The hatted fellow squirms a little and apologizes for her behavior. At least one of them is a bit self-aware. "Bring her the pinot noir," he orders.
The pinot noir that we sell by the glass is a dry, mellow, fruity affair from Oregon. There is nothing sweet about it. I oblige.
"It's ok," she says in response to her taste. At least there's no flailing this time. "Can I try the Urban Uco?" The Urban Uco, an Argentinean malbec-tempranillo blend, gets only a blank stare.
She ends up with a glass of pinot noir. Followed by several more.
D. is a friend and a fellow server. He was the wine director of a bountifully starred, celeb-cheffed restaurant for many years. He told me this story about an incident there:
A woman wants a glass of white. She requests something crisp, bright, clean, and refreshing. That's a fairly helpful description, and D. brings her a wine that fits the bill. It doesn't do it for her--not at all. He tries something else. No luck.
He is not new at this, so he knows it's time for plan B. He rummages around and finds an open, leftover bottle from a chardonnay tasting the waitstaff conducted a few days ago. It is a big, oaky, buttery, fat-laden thing. The polar opposite of what the woman had requested. She beams. It's perfect, just what she wanted. D. pours her three glasses and charges something substantial. Everyone is happy.
The lesson, he told me, is to never throw anything away. You never know.
As D. posits, maybe your family forced you to pick strawberries every summer with them in excruciating heat. Maybe you hate your family. Maybe those outings were so miserable as to tarnish the smell of strawberries forever. It is totally unconscious, but one whiff of the sweet fruit is all it takes to trigger a spell of nausea.

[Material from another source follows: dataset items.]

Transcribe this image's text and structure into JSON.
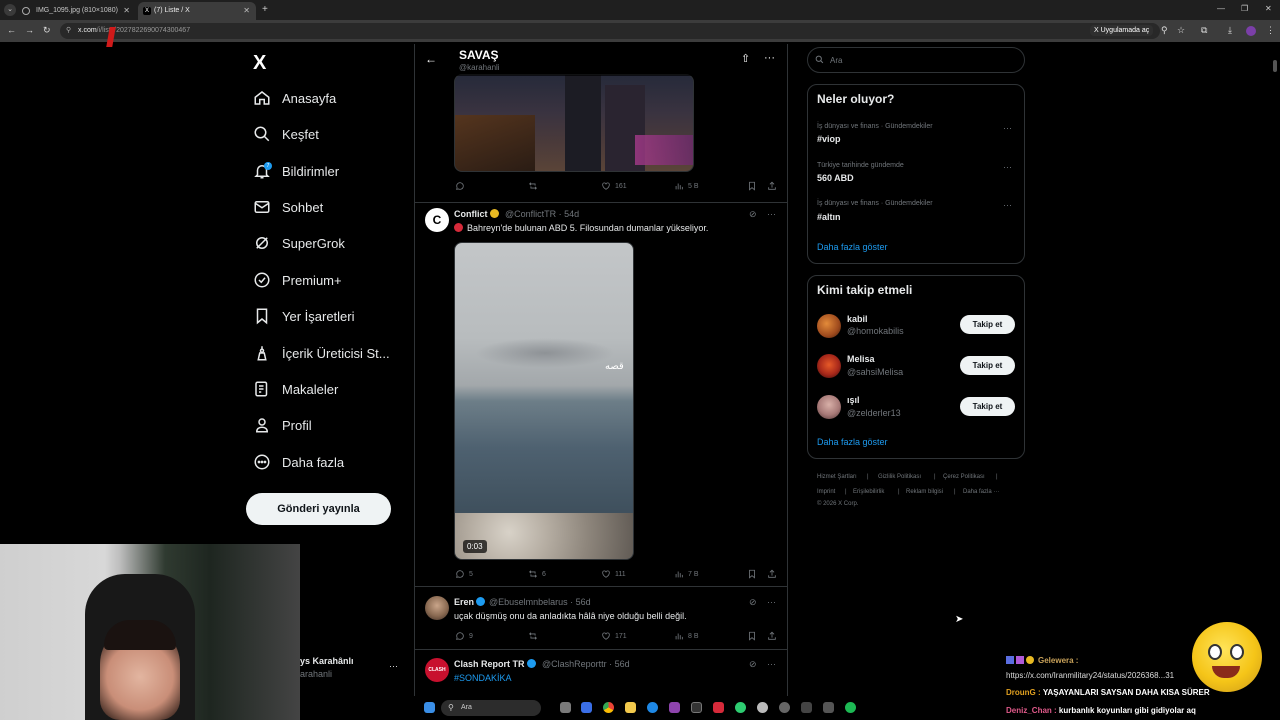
{
  "browser": {
    "tabs": [
      {
        "label": "IMG_1095.jpg (810×1080)"
      },
      {
        "label": "(7) Liste / X"
      }
    ],
    "url_domain": "x.com",
    "url_path": "/i/lists/2027822690074300467",
    "app_button": "Uygulamada aç"
  },
  "sidebar": {
    "logo": "X",
    "items": [
      {
        "label": "Anasayfa",
        "icon": "home-icon"
      },
      {
        "label": "Keşfet",
        "icon": "search-icon"
      },
      {
        "label": "Bildirimler",
        "icon": "bell-icon",
        "badge": "7"
      },
      {
        "label": "Sohbet",
        "icon": "mail-icon"
      },
      {
        "label": "SuperGrok",
        "icon": "grok-icon"
      },
      {
        "label": "Premium+",
        "icon": "verified-icon"
      },
      {
        "label": "Yer İşaretleri",
        "icon": "bookmark-icon"
      },
      {
        "label": "İçerik Üreticisi St...",
        "icon": "creator-icon"
      },
      {
        "label": "Makaleler",
        "icon": "article-icon"
      },
      {
        "label": "Profil",
        "icon": "person-icon"
      },
      {
        "label": "Daha fazla",
        "icon": "more-circle-icon"
      }
    ],
    "post_button": "Gönderi yayınla",
    "account_name": "ys Karahânlı",
    "account_handle": "arahanli"
  },
  "list_header": {
    "title": "SAVAŞ",
    "handle": "@karahanli"
  },
  "tweets": [
    {
      "id": "t0",
      "stats": {
        "reply": "",
        "repost": "",
        "like": "161",
        "views": "5 B"
      }
    },
    {
      "id": "t1",
      "name": "Conflict",
      "handle": "@ConflictTR · 54d",
      "text": "Bahreyn'de bulunan ABD 5. Filosundan dumanlar yükseliyor.",
      "video_duration": "0:03",
      "watermark": "قصه",
      "stats": {
        "reply": "5",
        "repost": "6",
        "like": "111",
        "views": "7 B"
      }
    },
    {
      "id": "t2",
      "name": "Eren",
      "handle": "@Ebuselmnbelarus · 56d",
      "text": "uçak düşmüş onu da anladıkta hâlâ niye olduğu belli değil.",
      "stats": {
        "reply": "9",
        "repost": "",
        "like": "171",
        "views": "8 B"
      }
    },
    {
      "id": "t3",
      "name": "Clash Report TR",
      "handle": "@ClashReporttr · 56d",
      "text": "#SONDAKİKA"
    }
  ],
  "right": {
    "search_placeholder": "Ara",
    "trends_title": "Neler oluyor?",
    "trends": [
      {
        "meta": "İş dünyası ve finans · Gündemdekiler",
        "name": "#viop"
      },
      {
        "meta": "Türkiye tarihinde gündemde",
        "name": "560 ABD"
      },
      {
        "meta": "İş dünyası ve finans · Gündemdekiler",
        "name": "#altın"
      }
    ],
    "trends_more": "Daha fazla göster",
    "who_title": "Kimi takip etmeli",
    "who": [
      {
        "name": "kabil",
        "handle": "@homokabilis",
        "button": "Takip et"
      },
      {
        "name": "Melisa",
        "handle": "@sahsiMelisa",
        "button": "Takip et"
      },
      {
        "name": "ışıl",
        "handle": "@zelderler13",
        "button": "Takip et"
      }
    ],
    "who_more": "Daha fazla göster",
    "footer": [
      "Hizmet Şartları",
      "|",
      "Gizlilik Politikası",
      "|",
      "Çerez Politikası",
      "|",
      "Imprint",
      "|",
      "Erişilebilirlik",
      "|",
      "Reklam bilgisi",
      "|",
      "Daha fazla ···",
      "© 2026 X Corp."
    ]
  },
  "chat": [
    {
      "user": "Gelewera :",
      "msg": "",
      "color": "#c9a25a"
    },
    {
      "user": "",
      "msg": "https://x.com/Iranmilitary24/status/2026368...31",
      "color": "#dddddd"
    },
    {
      "user": "DrounG :",
      "msg": "YAŞAYANLARI SAYSAN DAHA KISA SÜRER",
      "color": "#e0a020"
    },
    {
      "user": "Deniz_Chan :",
      "msg": "kurbanlık koyunları gibi gidiyolar aq",
      "color": "#e05a8a"
    }
  ],
  "taskbar": {
    "search": "Ara"
  },
  "colors": {
    "accent": "#1d9bf0",
    "border": "#2f3336",
    "muted": "#71767b"
  }
}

Since you don't know this, I (your humble waiter, not your shrink,) can never hope to understand deep-seated your strawberry aversion. But Bigaro tastes of gooey strawberry jam, and you can't stand the stuff.
We all have things we love and hate. The reasons are largely mysterious. With food, tastes are sometimes straightforward. Your hostility towards eggplant or egg or pickles or parsley can be accommodated with a little skirting around a menu. But wine is notoriously ineffable.

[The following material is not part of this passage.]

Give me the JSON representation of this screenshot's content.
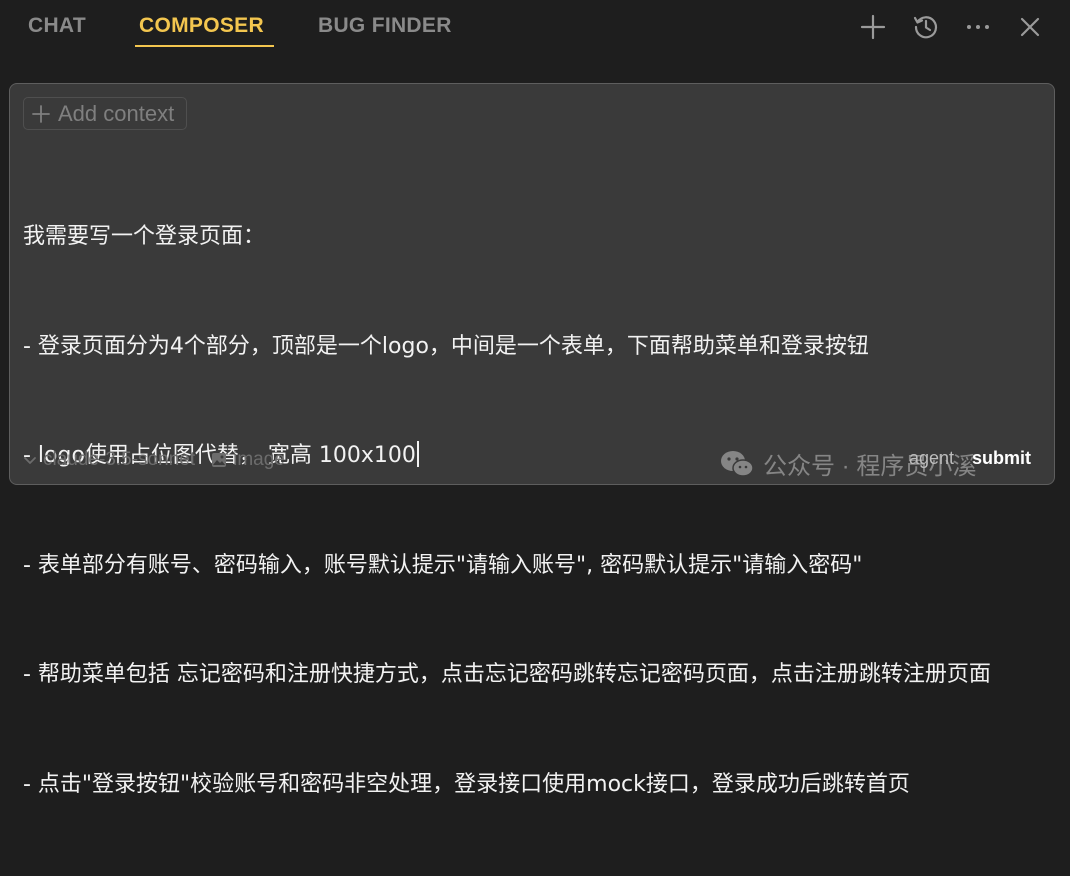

With wine, it's a different story. Most people don't have any sort of wine education. They are on their own. I think this makes wine novices (the vast majority of us) very susceptible to tips and advice doled out by people who may or may not have any business doling out tips and advice. Perhaps the woman enjoyed a like-minded chardonnay with someone who remarked, "Yum! How crisp and refreshing!" Ever after, she is convinced her preferences are for the crisp and refreshing.
Some find it endlessly entertaining to mock wine lovers' tendency to describe what they're tasting and smelling with strange jargon. Are you getting notes of toe jam, petroleum jelly, and canned pineapple chunks? Is there steamy morning breath on the finish? Would you refer to what's in your glass as voluptuous, sexy, and classic in a little black dress?

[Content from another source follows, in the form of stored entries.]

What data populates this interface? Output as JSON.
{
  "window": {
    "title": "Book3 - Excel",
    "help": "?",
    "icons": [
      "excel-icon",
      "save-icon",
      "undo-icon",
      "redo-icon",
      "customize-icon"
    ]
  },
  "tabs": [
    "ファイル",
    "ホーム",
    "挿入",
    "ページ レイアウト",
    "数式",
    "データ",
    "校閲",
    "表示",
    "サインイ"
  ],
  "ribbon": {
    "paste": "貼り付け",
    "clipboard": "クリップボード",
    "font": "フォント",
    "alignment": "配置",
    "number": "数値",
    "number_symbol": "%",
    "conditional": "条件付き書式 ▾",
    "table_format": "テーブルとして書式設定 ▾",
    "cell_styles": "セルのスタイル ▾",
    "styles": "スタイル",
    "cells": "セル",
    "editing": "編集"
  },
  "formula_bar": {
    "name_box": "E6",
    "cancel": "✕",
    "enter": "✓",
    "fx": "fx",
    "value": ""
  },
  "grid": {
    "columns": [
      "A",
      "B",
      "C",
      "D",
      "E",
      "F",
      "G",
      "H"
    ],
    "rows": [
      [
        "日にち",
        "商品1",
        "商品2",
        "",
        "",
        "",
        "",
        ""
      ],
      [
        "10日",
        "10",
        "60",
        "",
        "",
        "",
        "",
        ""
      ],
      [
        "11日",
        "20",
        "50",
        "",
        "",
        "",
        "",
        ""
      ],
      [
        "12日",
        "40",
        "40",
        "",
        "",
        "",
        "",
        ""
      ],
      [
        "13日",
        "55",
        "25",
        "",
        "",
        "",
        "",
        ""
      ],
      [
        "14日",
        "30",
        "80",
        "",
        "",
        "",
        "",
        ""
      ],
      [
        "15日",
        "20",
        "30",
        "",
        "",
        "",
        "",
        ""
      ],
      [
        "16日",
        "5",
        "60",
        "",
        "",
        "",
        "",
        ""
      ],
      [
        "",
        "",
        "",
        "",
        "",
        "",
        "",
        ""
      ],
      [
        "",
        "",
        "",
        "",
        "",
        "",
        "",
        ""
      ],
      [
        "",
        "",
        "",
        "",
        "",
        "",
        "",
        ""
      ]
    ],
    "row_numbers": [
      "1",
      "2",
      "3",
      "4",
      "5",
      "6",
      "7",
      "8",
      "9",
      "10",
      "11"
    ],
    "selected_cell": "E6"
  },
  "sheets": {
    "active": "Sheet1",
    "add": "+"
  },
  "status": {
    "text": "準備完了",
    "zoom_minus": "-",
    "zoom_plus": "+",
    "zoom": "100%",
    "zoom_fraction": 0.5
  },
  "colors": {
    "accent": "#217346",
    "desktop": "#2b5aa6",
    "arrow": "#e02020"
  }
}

Wine is multi-faceted and ethereal. That is one of the many things to love about it. That is also one of the things that makes wine hard to talk about, even for the connoisseur, and impossible to pin down.
"We don't like goat cheese," I've heard about 793 times. Really? I am unconvinced.
J., the assistant fromager, delights in proving the goat-cheese haters wrong, as do I. I love finding people something they adore, especially if it comes as a surprise. Maybe the texture of chèvre weirds you out, but have you had an aged, crystallized goat's milk cheese? A goat Gouda? A goat blue? Try those, then we'll talk.
Lack of knowledge doesn't always correspond to lack of certainty. Food can incite many emotions. For many, fear is at the top of the list.
Maybe you'll find a new cheese you love. Maybe it will come from a goat.
Or not. In that case, have a glass of Bigaro. Before last week, I never met anyone who didn't like it.